Le concert que vous n’oublierez pas de sitôt

Trois reprises, vendredi, samedi et dimanche, à des heures diverses pour vous accommoder : emmenez-y belles-mères, enfants, veaux, vaches, chiens, chats et cochons. Enfants, surtout ! Comme le disait Lorenzo Coppola à la fin du concert de mardi : « Revenez, il y a de quoi s’amuser. La vie et belle ! »
La vie est belle : ce titre, il me le sert sur un plateau, le Roberto Benigni de la musique classique. Lorenzo Coppola est le chef affiché dans le programme. Mais il n’est pas là.

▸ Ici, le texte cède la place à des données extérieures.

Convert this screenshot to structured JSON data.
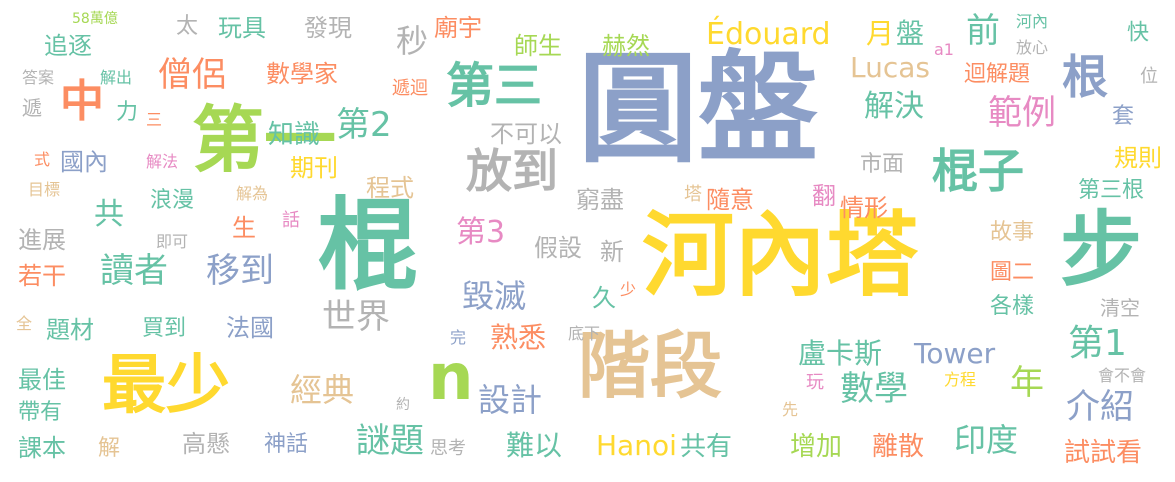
{
  "colors": {
    "blue": "#8ca0c8",
    "green": "#66c2a5",
    "orange": "#fc8d62",
    "pink": "#e78ac3",
    "lime": "#a6d854",
    "yellow": "#ffd92f",
    "tan": "#e5c494",
    "gray": "#b3b3b3"
  },
  "words": [
    {
      "text": "圓盤",
      "color": "blue",
      "size": 120
    },
    {
      "text": "河內塔",
      "color": "yellow",
      "size": 92
    },
    {
      "text": "棍",
      "color": "green",
      "size": 100
    },
    {
      "text": "步",
      "color": "green",
      "size": 82
    },
    {
      "text": "第一",
      "color": "lime",
      "size": 72
    },
    {
      "text": "階段",
      "color": "tan",
      "size": 72
    },
    {
      "text": "最少",
      "color": "yellow",
      "size": 64
    },
    {
      "text": "n",
      "color": "lime",
      "size": 64
    },
    {
      "text": "第三",
      "color": "green",
      "size": 48
    },
    {
      "text": "放到",
      "color": "gray",
      "size": 46
    },
    {
      "text": "棍子",
      "color": "green",
      "size": 46
    },
    {
      "text": "根",
      "color": "blue",
      "size": 46
    },
    {
      "text": "中",
      "color": "orange",
      "size": 44
    },
    {
      "text": "前",
      "color": "green",
      "size": 34
    },
    {
      "text": "第2",
      "color": "green",
      "size": 34
    },
    {
      "text": "僧侶",
      "color": "orange",
      "size": 34
    },
    {
      "text": "讀者",
      "color": "green",
      "size": 34
    },
    {
      "text": "移到",
      "color": "blue",
      "size": 34
    },
    {
      "text": "世界",
      "color": "gray",
      "size": 34
    },
    {
      "text": "毀滅",
      "color": "blue",
      "size": 32
    },
    {
      "text": "謎題",
      "color": "green",
      "size": 34
    },
    {
      "text": "範例",
      "color": "pink",
      "size": 34
    },
    {
      "text": "解決",
      "color": "green",
      "size": 30
    },
    {
      "text": "數學",
      "color": "green",
      "size": 34
    },
    {
      "text": "第1",
      "color": "green",
      "size": 36
    },
    {
      "text": "年",
      "color": "lime",
      "size": 34
    },
    {
      "text": "介紹",
      "color": "blue",
      "size": 34
    },
    {
      "text": "印度",
      "color": "green",
      "size": 32
    },
    {
      "text": "經典",
      "color": "tan",
      "size": 32
    },
    {
      "text": "設計",
      "color": "blue",
      "size": 32
    },
    {
      "text": "第3",
      "color": "pink",
      "size": 30
    },
    {
      "text": "熟悉",
      "color": "orange",
      "size": 28
    },
    {
      "text": "難以",
      "color": "green",
      "size": 28
    },
    {
      "text": "Hanoi",
      "color": "yellow",
      "size": 28
    },
    {
      "text": "共有",
      "color": "green",
      "size": 26
    },
    {
      "text": "增加",
      "color": "lime",
      "size": 26
    },
    {
      "text": "離散",
      "color": "orange",
      "size": 26
    },
    {
      "text": "試試看",
      "color": "orange",
      "size": 26
    },
    {
      "text": "盧卡斯",
      "color": "green",
      "size": 28
    },
    {
      "text": "Tower",
      "color": "blue",
      "size": 28
    },
    {
      "text": "Édouard",
      "color": "yellow",
      "size": 30
    },
    {
      "text": "Lucas",
      "color": "tan",
      "size": 28
    },
    {
      "text": "月",
      "color": "yellow",
      "size": 28
    },
    {
      "text": "盤",
      "color": "green",
      "size": 28
    },
    {
      "text": "a1",
      "color": "pink",
      "size": 16
    },
    {
      "text": "快",
      "color": "green",
      "size": 22
    },
    {
      "text": "河內",
      "color": "green",
      "size": 16
    },
    {
      "text": "放心",
      "color": "gray",
      "size": 16
    },
    {
      "text": "迴解題",
      "color": "orange",
      "size": 22
    },
    {
      "text": "位",
      "color": "gray",
      "size": 18
    },
    {
      "text": "套",
      "color": "blue",
      "size": 22
    },
    {
      "text": "規則",
      "color": "yellow",
      "size": 24
    },
    {
      "text": "第三根",
      "color": "green",
      "size": 22
    },
    {
      "text": "市面",
      "color": "gray",
      "size": 22
    },
    {
      "text": "翻",
      "color": "pink",
      "size": 24
    },
    {
      "text": "情形",
      "color": "orange",
      "size": 24
    },
    {
      "text": "故事",
      "color": "tan",
      "size": 22
    },
    {
      "text": "圖二",
      "color": "orange",
      "size": 22
    },
    {
      "text": "各樣",
      "color": "green",
      "size": 22
    },
    {
      "text": "清空",
      "color": "gray",
      "size": 20
    },
    {
      "text": "會不會",
      "color": "gray",
      "size": 16
    },
    {
      "text": "方程",
      "color": "yellow",
      "size": 16
    },
    {
      "text": "先",
      "color": "tan",
      "size": 16
    },
    {
      "text": "玩",
      "color": "pink",
      "size": 18
    },
    {
      "text": "隨意",
      "color": "orange",
      "size": 24
    },
    {
      "text": "塔",
      "color": "tan",
      "size": 18
    },
    {
      "text": "窮盡",
      "color": "gray",
      "size": 24
    },
    {
      "text": "假設",
      "color": "gray",
      "size": 24
    },
    {
      "text": "新",
      "color": "gray",
      "size": 24
    },
    {
      "text": "久",
      "color": "green",
      "size": 24
    },
    {
      "text": "少",
      "color": "orange",
      "size": 16
    },
    {
      "text": "完",
      "color": "blue",
      "size": 16
    },
    {
      "text": "底下",
      "color": "gray",
      "size": 16
    },
    {
      "text": "思考",
      "color": "gray",
      "size": 18
    },
    {
      "text": "約",
      "color": "gray",
      "size": 14
    },
    {
      "text": "不可以",
      "color": "gray",
      "size": 24
    },
    {
      "text": "秒",
      "color": "gray",
      "size": 32
    },
    {
      "text": "發現",
      "color": "gray",
      "size": 24
    },
    {
      "text": "數學家",
      "color": "orange",
      "size": 24
    },
    {
      "text": "廟宇",
      "color": "orange",
      "size": 24
    },
    {
      "text": "師生",
      "color": "lime",
      "size": 24
    },
    {
      "text": "赫然",
      "color": "lime",
      "size": 24
    },
    {
      "text": "遞迴",
      "color": "orange",
      "size": 18
    },
    {
      "text": "知識",
      "color": "green",
      "size": 26
    },
    {
      "text": "期刊",
      "color": "yellow",
      "size": 24
    },
    {
      "text": "程式",
      "color": "tan",
      "size": 24
    },
    {
      "text": "太",
      "color": "gray",
      "size": 22
    },
    {
      "text": "玩具",
      "color": "green",
      "size": 24
    },
    {
      "text": "58萬億",
      "color": "lime",
      "size": 14
    },
    {
      "text": "追逐",
      "color": "green",
      "size": 24
    },
    {
      "text": "答案",
      "color": "gray",
      "size": 16
    },
    {
      "text": "解出",
      "color": "green",
      "size": 16
    },
    {
      "text": "遞",
      "color": "gray",
      "size": 20
    },
    {
      "text": "力",
      "color": "green",
      "size": 22
    },
    {
      "text": "三",
      "color": "orange",
      "size": 16
    },
    {
      "text": "式",
      "color": "orange",
      "size": 16
    },
    {
      "text": "國內",
      "color": "blue",
      "size": 24
    },
    {
      "text": "解法",
      "color": "pink",
      "size": 16
    },
    {
      "text": "目標",
      "color": "tan",
      "size": 16
    },
    {
      "text": "浪漫",
      "color": "green",
      "size": 22
    },
    {
      "text": "解為",
      "color": "tan",
      "size": 16
    },
    {
      "text": "共",
      "color": "green",
      "size": 30
    },
    {
      "text": "生",
      "color": "orange",
      "size": 24
    },
    {
      "text": "話",
      "color": "pink",
      "size": 18
    },
    {
      "text": "進展",
      "color": "gray",
      "size": 24
    },
    {
      "text": "即可",
      "color": "gray",
      "size": 16
    },
    {
      "text": "若干",
      "color": "orange",
      "size": 24
    },
    {
      "text": "全",
      "color": "tan",
      "size": 16
    },
    {
      "text": "題材",
      "color": "green",
      "size": 24
    },
    {
      "text": "買到",
      "color": "green",
      "size": 22
    },
    {
      "text": "法國",
      "color": "blue",
      "size": 24
    },
    {
      "text": "最佳",
      "color": "green",
      "size": 24
    },
    {
      "text": "帶有",
      "color": "green",
      "size": 22
    },
    {
      "text": "課本",
      "color": "green",
      "size": 24
    },
    {
      "text": "解",
      "color": "tan",
      "size": 22
    },
    {
      "text": "高懸",
      "color": "gray",
      "size": 24
    },
    {
      "text": "神話",
      "color": "blue",
      "size": 22
    }
  ]
}
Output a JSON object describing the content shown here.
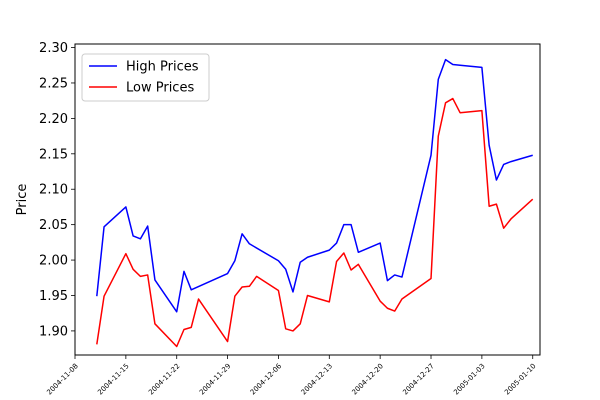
{
  "chart_data": {
    "type": "line",
    "ylabel": "Price",
    "xlabel": "",
    "title": "",
    "x_ticks": [
      "2004-11-08",
      "2004-11-15",
      "2004-11-22",
      "2004-11-29",
      "2004-12-06",
      "2004-12-13",
      "2004-12-20",
      "2004-12-27",
      "2005-01-03",
      "2005-01-10"
    ],
    "y_ticks": [
      "1.90",
      "1.95",
      "2.00",
      "2.05",
      "2.10",
      "2.15",
      "2.20",
      "2.25",
      "2.30"
    ],
    "xlim": [
      "2004-11-08",
      "2005-01-11"
    ],
    "ylim": [
      1.866,
      2.305
    ],
    "legend": {
      "position": "top-left"
    },
    "grid": false,
    "series": [
      {
        "name": "High Prices",
        "color": "#0000ff",
        "x": [
          "2004-11-11",
          "2004-11-12",
          "2004-11-15",
          "2004-11-16",
          "2004-11-17",
          "2004-11-18",
          "2004-11-19",
          "2004-11-22",
          "2004-11-23",
          "2004-11-24",
          "2004-11-29",
          "2004-11-30",
          "2004-12-01",
          "2004-12-02",
          "2004-12-06",
          "2004-12-07",
          "2004-12-08",
          "2004-12-09",
          "2004-12-10",
          "2004-12-13",
          "2004-12-14",
          "2004-12-15",
          "2004-12-16",
          "2004-12-17",
          "2004-12-20",
          "2004-12-21",
          "2004-12-22",
          "2004-12-23",
          "2004-12-27",
          "2004-12-28",
          "2004-12-29",
          "2004-12-30",
          "2004-12-31",
          "2005-01-03",
          "2005-01-04",
          "2005-01-05",
          "2005-01-06",
          "2005-01-07",
          "2005-01-10"
        ],
        "values": [
          1.949,
          2.047,
          2.075,
          2.034,
          2.03,
          2.048,
          1.972,
          1.927,
          1.984,
          1.958,
          1.981,
          1.999,
          2.037,
          2.023,
          1.999,
          1.987,
          1.955,
          1.997,
          2.004,
          2.014,
          2.024,
          2.05,
          2.05,
          2.011,
          2.024,
          1.971,
          1.979,
          1.976,
          2.148,
          2.255,
          2.283,
          2.276,
          2.275,
          2.272,
          2.162,
          2.113,
          2.135,
          2.139,
          2.148
        ]
      },
      {
        "name": "Low Prices",
        "color": "#ff0000",
        "x": [
          "2004-11-11",
          "2004-11-12",
          "2004-11-15",
          "2004-11-16",
          "2004-11-17",
          "2004-11-18",
          "2004-11-19",
          "2004-11-22",
          "2004-11-23",
          "2004-11-24",
          "2004-11-25",
          "2004-11-29",
          "2004-11-30",
          "2004-12-01",
          "2004-12-02",
          "2004-12-03",
          "2004-12-06",
          "2004-12-07",
          "2004-12-08",
          "2004-12-09",
          "2004-12-10",
          "2004-12-13",
          "2004-12-14",
          "2004-12-15",
          "2004-12-16",
          "2004-12-17",
          "2004-12-20",
          "2004-12-21",
          "2004-12-22",
          "2004-12-23",
          "2004-12-27",
          "2004-12-28",
          "2004-12-29",
          "2004-12-30",
          "2004-12-31",
          "2005-01-03",
          "2005-01-04",
          "2005-01-05",
          "2005-01-06",
          "2005-01-07",
          "2005-01-10"
        ],
        "values": [
          1.881,
          1.949,
          2.009,
          1.987,
          1.977,
          1.979,
          1.91,
          1.878,
          1.902,
          1.905,
          1.945,
          1.885,
          1.949,
          1.962,
          1.963,
          1.977,
          1.957,
          1.903,
          1.9,
          1.91,
          1.95,
          1.941,
          1.998,
          2.01,
          1.986,
          1.994,
          1.942,
          1.932,
          1.928,
          1.945,
          1.974,
          2.175,
          2.222,
          2.228,
          2.208,
          2.211,
          2.076,
          2.079,
          2.045,
          2.058,
          2.086
        ]
      }
    ]
  }
}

Pas devant les musiciens. Il est partout. Il a possédé leurs corps et leurs esprits lors de la préparation.
Faire corps avec la musique
Ce concert, Coppola le décline comme le précédent, verbomoteur comme Roberto Benigni, en faisant « clown utile » dans des introductions, véritables sketchs qui nous conditionnent à l’écoute.
Lorenzo Coppola parle de Commedia dell’arte tout le temps. Toute cette musique, même viennoise, est Commedia dell’arte. Une symphonie de Haydn n’est plus une symphonie de Haydn : c’est l’histoire d’un gros Turc voulant séduire une jouvencelle qui pense à tromper son amoureux. On se perd dans les mimiques, les rideaux, les portes qui claquent, mais on s’en moque, car, au final, il reste la musique.
Et la musique, c’est voir, en formation cossue de 16 cordes, Arion métamorphosé balancer les chaises et jouer debout en ondulant, trépignant, sautillant, mené par une Laura Andriani surexcitée. Coppola est assis dans la salle. Il observe les fruits du travail fait en répétition, regarde les musiciens possédés faire corps avec la musique. Cette fin de semaine, nul doute que le dernier tiers du 2e mouvement sera encore plus impeccable.
En prélude à Haydn, nous avons eu le bonheur intense de réentendre le brillant corniste Pierre-Antoine Tremblay qui s’illustre dans les plus grands ensembles baroques européens. Après une démonstration de cor naturel, il a splendidement joué le 3e Concerto de Mozart en ajoutant par-ci par-là quelques notes pour le pimenter davantage. Quant à Andréanne Brisson Paquin, elle ne chantait mardi qu’un des trois airs qu’elle interprétera cette fin de semaine, le Vorrei spiegarvi o Dio, dont la ligne, si bien tenue par la chanteuse, préfigure parfois celui de la Messe en ut mineur, K. 427.
Demander à Lorenzo Coppola de sortir de son rôle de clarinettiste pour devenir animateur de projets musicaux est la meilleure idée d’Arion depuis 15 ans. Coppola reviendra en mars 2019 dans le cadre d’une saison qui verra également le retour d’Enrico Onofri, ainsi que des concerts dirigés par Andrew McAnerney, Alexander Weimann et Luca Guglielmi.